The co-author of a book that has won a national award hopes it will stand as a tribute to the people who contributed stories forming an important social history of Porangahau.

Marina Sciascia (Ngati Kahungungu, Ngati Raukawa, Ngai Tahu), Hilary Pedersen and Brian Morris (Ngati Kahungungu, Rongowhakaata) were recognised for their work on the book, Matatoa: Fathers & Sons at the fourth annual Maori Book Awards in Palmerston North last week.

The awards, under Massey University, celebrate Maori literacy excellence over the past 12 months and Matatoa: Fathers & Sons was the recipient of the Te Hitori, or History, category.

It was released in November 2011 and is the final in a trilogy of books, following Hakui Mothers of Porangahau and Tuahine Sisters of Porangahau which had taken seven years to come to fruition.

Pedersen, who lives in Porangahau, said in each book people were invited to submit their own stories and the authors also contributed pieces and edited the books. She said the project did not start out as a trilogy but developed into one.

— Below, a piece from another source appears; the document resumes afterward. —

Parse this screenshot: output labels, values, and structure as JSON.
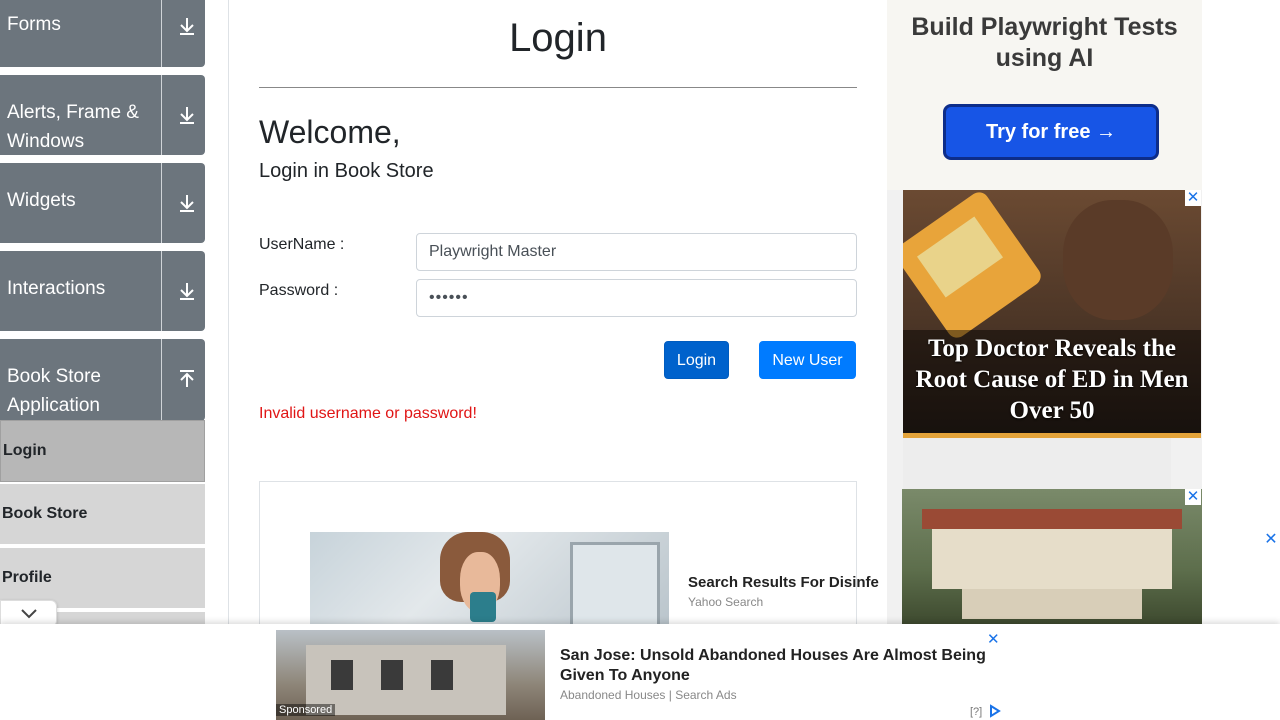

"It was initially a way to honour the mothers (Hakui Mothers of Porangahau) with a smaller book than the others have been, and was just a really important social history mainly told by the daughters of the mothers.

"Three years later we did Tuahine Sisters of Porangahau and then we thought we should write a book to acknowledge the fathers, (Matatoa: Fathers & Sons) and what we've ended up with is a more solid history in this latest book than the two others."

Pedersen said she particularly enjoyed reading the stories people contributed for the book.

"We would get them in the email and open them up and they were wonderful recollections. And I really think this book is a tribute to the people who have done the writing.

"So we've given people a chance to tell their stories and there are a lot of different stories in this book." There were 18 family groups and 43 stories in the book with whakapapa, genealogy, early history and personal recollections.

The 450-page book has 300 photographs and maps the beginnings of Porangahau, a significant coastal district long settled by Ngati Kere iwi and later by high-profile early colonisers.

Pedersen said the third book was the last in the series but other projects were in the pipeline regarding her own family history.

"I have my father's unpublished record of his experiences at war with the Royal New Zealand Air Force in the Solomon Islands so I will be picking that up at some stage."